Man listen. I loved this movie so much as a kid, I got the DVD when it first came out AND the soundtrack. Danny Elfman composed films are the win. Oh yea, and that "Men In Black" song by Will Smith was pretty dope too. Don't front. You still know the dance. But back to the movie. It had comedy. Action. Suspense. Comedy. Comedy. And action. Even a bit of drama. And of course this memorable scene that cracks me up every time.

#4 - Predator (1987)

This alien is quite possibly THEE baddest villain in movie history when it comes down to it. If not the baddest, he's most certainly up there. A one-alien wrecking crew in this film with high-tech weapons and smarts going far beyond what you'd expect. A perfect soldier. I mean, he took out a squad of trained commandos in a Central American jungle. Mind you, this isn't even his habitat. Dude straight came in our backyard and could have possibly taken over by his damn self if it wasn't for AH-nuld saving the day.

#3 - War Of The Worlds (1953)

I love old school movies. There wasn't a sci-fi movie like War Of The Worlds back in the 50s that went as far as it did with content, dialogue and effects. I still don't know how they were able to pull some of that stuff off. Now that I think about it, I wonder if there is a behind the scenes version of this movie because I'd love to find out. Even though it was an adaptation of the H.G. Wells story for radio, the visual format was as original as can be and made the movie very real for me with the resources it had back then.

#2 - Avatar (2009)

Before this tries to get refuted: Yes, this is an alien invasion movie. The planet Pandora was "invaded" by humans to make an attempt to take it over for its resources. That's an invasion. To them, we are aliens. And it belongs on the list. Anywho. This movie was simply...beautiful. If I could, I'd live in an environment as gorgeous as Pandora anyday. Even though the story was pretty much Ferngully Part Deux, it doesn't take away from how captivating it was because the story is very real. It brought on a positive message that I hope someday us humans will take more serious before it's too late. No, I'm not a "tree hugger" but I would like my grandchildren to live in an environment without having to wear a gas mask outside.
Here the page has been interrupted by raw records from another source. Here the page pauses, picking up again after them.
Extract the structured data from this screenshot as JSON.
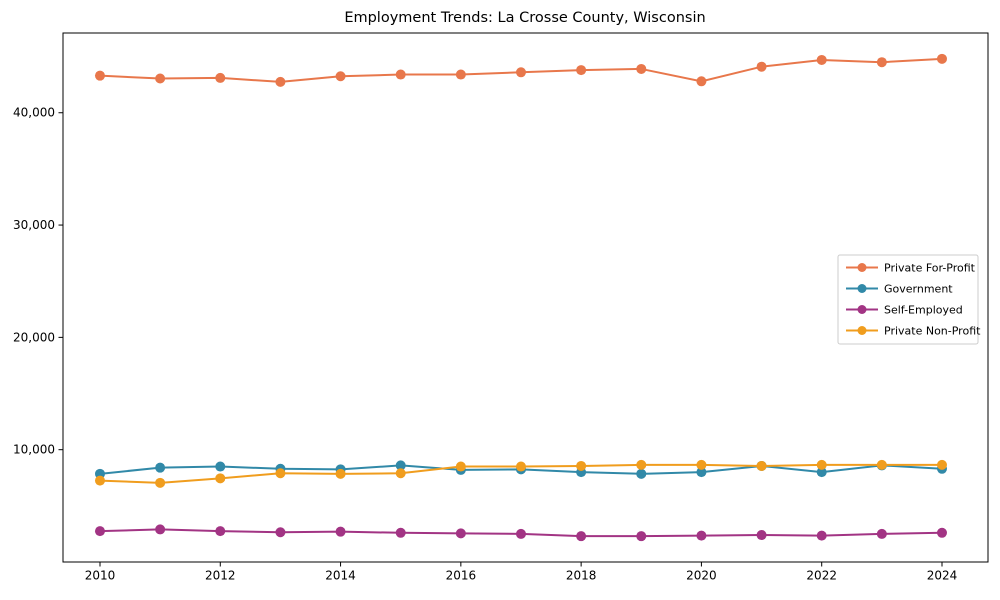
{
  "title": "Employment Trends: La Crosse County, Wisconsin",
  "chart_data": {
    "type": "line",
    "title": "Employment Trends: La Crosse County, Wisconsin",
    "xlabel": "",
    "ylabel": "",
    "x": [
      2010,
      2011,
      2012,
      2013,
      2014,
      2015,
      2016,
      2017,
      2018,
      2019,
      2020,
      2021,
      2022,
      2023,
      2024
    ],
    "series": [
      {
        "name": "Private For-Profit",
        "color": "#e8774b",
        "values": [
          43300,
          43050,
          43100,
          42750,
          43250,
          43400,
          43400,
          43600,
          43800,
          43900,
          42800,
          44100,
          44700,
          44500,
          44800
        ]
      },
      {
        "name": "Government",
        "color": "#3189a8",
        "values": [
          7850,
          8400,
          8500,
          8300,
          8250,
          8600,
          8200,
          8250,
          8000,
          7850,
          8000,
          8550,
          8000,
          8600,
          8300
        ]
      },
      {
        "name": "Self-Employed",
        "color": "#a23484",
        "values": [
          2750,
          2900,
          2750,
          2650,
          2700,
          2600,
          2550,
          2500,
          2300,
          2300,
          2350,
          2400,
          2350,
          2500,
          2600
        ]
      },
      {
        "name": "Private Non-Profit",
        "color": "#f09d1e",
        "values": [
          7250,
          7050,
          7450,
          7900,
          7850,
          7900,
          8500,
          8500,
          8550,
          8650,
          8650,
          8550,
          8650,
          8650,
          8650
        ]
      }
    ],
    "xticks": [
      2010,
      2012,
      2014,
      2016,
      2018,
      2020,
      2022,
      2024
    ],
    "xtick_labels": [
      "2010",
      "2012",
      "2014",
      "2016",
      "2018",
      "2020",
      "2022",
      "2024"
    ],
    "yticks": [
      10000,
      20000,
      30000,
      40000
    ],
    "ytick_labels": [
      "10,000",
      "20,000",
      "30,000",
      "40,000"
    ],
    "xlim": [
      2009.385,
      2024.765
    ],
    "ylim": [
      0,
      47100
    ],
    "grid": false,
    "legend_position": "center right",
    "marker": "circle",
    "background": "#ffffff",
    "frame_color": "#000000"
  }
}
#1 - Independence Day (1996)

On the low, this might be one of my favorite movies of all-time. This is around the time I started falling in love with the art of film. I remember going to the movies with my family and seeing this and leaving the theater excited. I was cheesing ear to ear and acting out the scenes and quoting lines with my brother on the way home and weeks after. It was such an awesome movie, the older I got the more I appreciate this film for what it was. It went from being a fun summer blockbuster to a lesson on humility, togetherness, and fighting when your back is against the wall. I mean shit, it's timeless. And between us, that last scene when Randy Quaid sacrificed himself to save everyone from that attack STILL gets me if I'm sitting alone in the dark and no one his home. But no tears, I just get a little choked up. Don't judge me.